Just days into the official start of the new league year, the NFL has seen some sizable moves by teams aimed at competing for a Lombardi Trophy next season.
Some of those moves have come at quarterback, with the Denver Broncos trading for Russell Wilson, and the Cleveland Browns trading for Deshaun Watson, while others have come at wide receiver (Davante Adams trade to the Las Vegas Raiders). Some of the largest moves overall though have come with teams aiming for elite-level pass rushers, like the Los Angeles Chargers trading for Khalil Mack, the Raiders signing Chandler Jones, and even the Indianapolis Colts trading for Yannick Ngakoue.
Quietly though, the Steelers have stood pat in that department, knowing they have the NFL’s reigning Defensive Player of the Year in T.J. Watt and a consensus All-Pro in Cameron Heyward on their defense.
While Jones and Mack have stolen headlines, Watt and Heyward aren’t going anywhere, at least according to NFL.com’s Bucky Brooks, who ranked the pairing his No. 3 pass rush duo in the NFL Friday.
Of course, Brooks has Jones and Maxx Crosby in Las Vegas as his No. 1 duo, and Mack and Joey Bosa in Los Angeles as his No. 2 following the offseason moves. Watt and Heyward keep chugging along through, landing at No. 3.
“Watt is a disruptive sack master with a knack for producing splash plays off the edge. The reigning Defensive Player of the Year has 65 sacks over the past four seasons. He’s also forced 21 fumbles over that span, utilizing a tomahawk chop that separates the quarterback from the ball,” Brooks writes. “Heyward is a rock-solid interior playmaker with underrated pass-rushing skills. He has notched double-digit sacks twice in his 11-year career, but his disruption between the tackles doesn’t always show up on the stat sheet.
“Opponents are forced to account for his whereabouts in pass protection, and that is a problem when Watt is wreaking havoc off the edges,” Brooks added. “As new defensive coordinator Teryl Austin starts tweaking the scheme to create more sack opportunities for his top playmakers, the AFC could see Watt and Heyward post monster numbers once again for a defense that should be more aggressive and scheme-diverse next season.”
There’s no denying just how great the duo is, even if they might not profile as the typical pass rush tandem with Watt coming off the edge and Heyward feasting in the middle of the offensive line the last few seasons together.
Watt certainly gets all of the national attention due to his splash plays working off the edge, not to mention his last name, but Heyward is just as good as Watt is, making for a dominant duo that teams have a very tough time scheming for.

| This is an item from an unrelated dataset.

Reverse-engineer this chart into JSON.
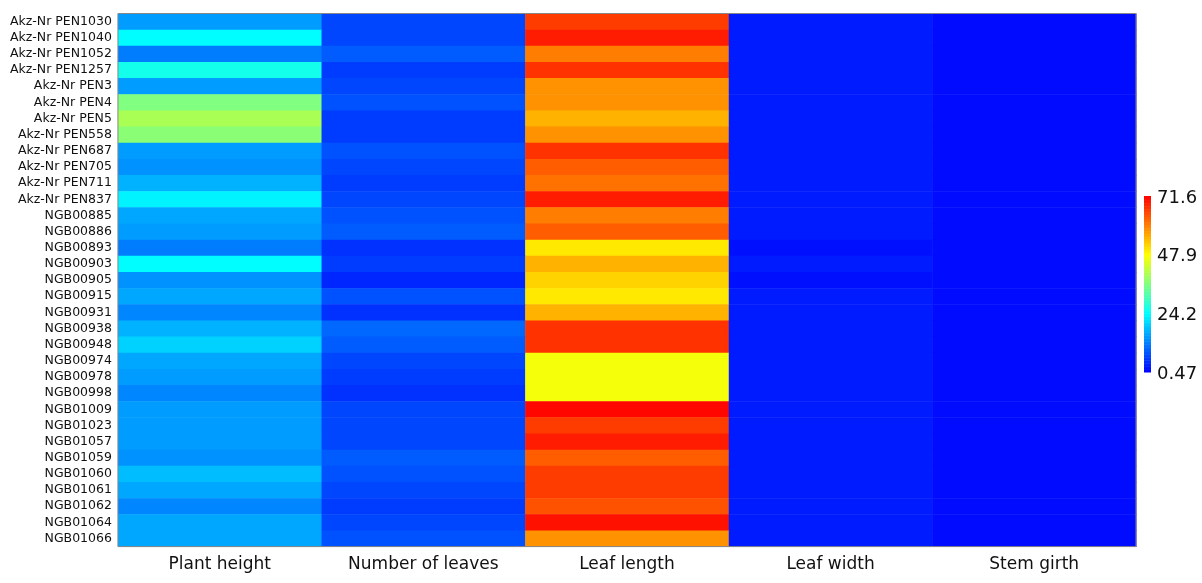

Under new defensive coordinator Teryl Austin, not much should change, in terms of the duo’s usage, which should lead to another monster year from the two. As Brooks points out though, some subtle adjustments and the influence of new senior defensive assistant/LB coach Brian Flores could lead to more elaborate pressure packages, potentially leading to more sacks and disruptive plays from the third-ranked pass rush duo.